I can finish this blog post (my To Do lists have kept me away for a month now) without being nagged by the need to sweep the kitchen floor.  It's not that bad and can wait until I'm in there fixing lunch for Dave.  
Dave and I can have lunch together without me jumping up to strip the bed linens ... as long as I get the bed changed before bedtime we're good. 

Everything on my Not To Do List will still have to be done.  They will end up on my To Do list again ... but not today.  I'm learning to find the balance between being driven and being lazy.  I stumbled across this scripture the other day in Ecclesiastes 2:22-23 (CEV) "What do we really gain from all of our hard work?  Our bodies ache during the day, and work is torture.  Then at night our thoughts are troubled."   (Probably from stressing over all the things we didn't get done!)  The writer goes on to say, "It just doesn't make sense!" (Ecclesiastes 2:24 CEV) This is not to say we should be haphazard ... I believe in hard work and excellence in all that we do.  But I've allowed the things on my To Do lists to interfere with my spiritual life.  My alone time with God has taken a backseat to things that I think I must do but that don't really satisfy my inner being. In  Isaiah 55:2-3 we find God saying, "Why work hard for something that doesn't satisfy? Listen carefully to Me and you will enjoy the very best foods.  Pay close attention!  Come close to Me and live." (CEV)  What a refreshing invitation!

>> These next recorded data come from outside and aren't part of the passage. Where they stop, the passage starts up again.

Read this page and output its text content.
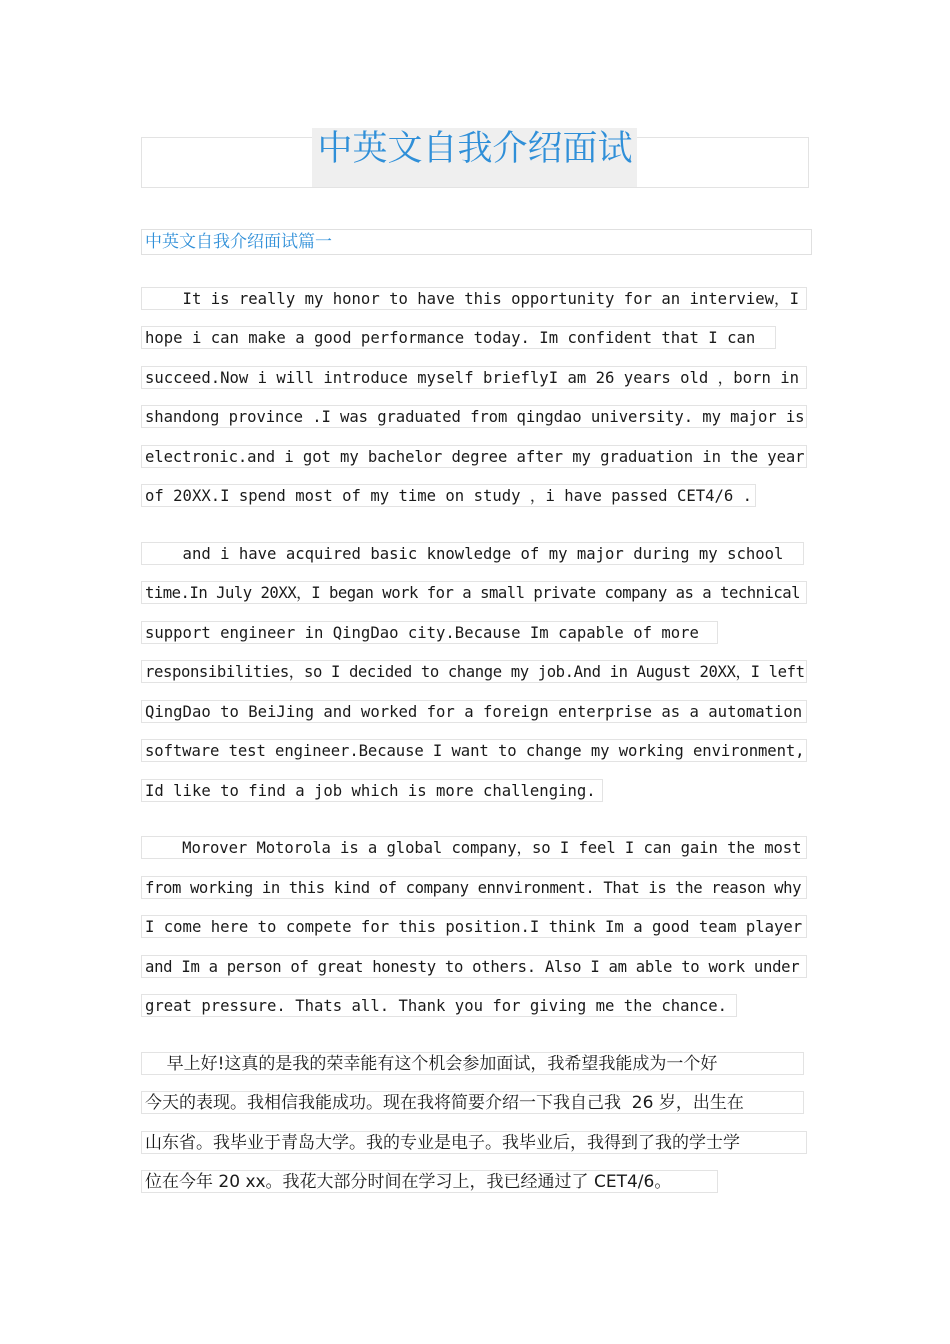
中英文自我介绍面试
中英文自我介绍面试篇一
It is really my honor to have this opportunity for an interview，I
hope i can make a good performance today. Im confident that I can
succeed.Now i will introduce myself brieflyI am 26 years old ，born in
shandong province .I was graduated from qingdao university. my major is
electronic.and i got my bachelor degree after my graduation in the year
of 20XX.I spend most of my time on study ，i have passed CET4/6 .
and i have acquired basic knowledge of my major during my school
time.In July 20XX，I began work for a small private company as a technical
support engineer in QingDao city.Because Im capable of more
responsibilities，so I decided to change my job.And in August 20XX，I left
QingDao to BeiJing and worked for a foreign enterprise as a automation
software test engineer.Because I want to change my working environment,
Id like to find a job which is more challenging.
Morover Motorola is a global company，so I feel I can gain the most
from working in this kind of company ennvironment. That is the reason why
I come here to compete for this position.I think Im a good team player
and Im a person of great honesty to others. Also I am able to work under
great pressure. Thats all. Thank you for giving me the chance.
早上好!这真的是我的荣幸能有这个机会参加面试，我希望我能成为一个好
今天的表现。我相信我能成功。现在我将简要介绍一下我自己我  26 岁，出生在
山东省。我毕业于青岛大学。我的专业是电子。我毕业后，我得到了我的学士学
位在今年 20 xx。我花大部分时间在学习上，我已经通过了 CET4/6。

My inner peace and satisfaction is increasing as I learn to live in the moment ... enjoying the limited alone time I have with my husband who works long hard hours to provide a comfortable living ....  relishing the time spent with my precious grandchildren .... cherishing every moment I have left with my elderly dad who now lives alone in a nursing home since the death of my mother last year.   And most of all, spending more time in His presence ... where my soul is refreshed and restored. 

So here I sit ... at His feet (with my lists still clutched tightly in my hand) trying to find the balance between the Mary and Martha in me.   To quote  Lisa Bevere,  "I'm sitting at the feet of Jesus ... but who's going to fix dinner?"   It's a learning curve ... but I'm making progress!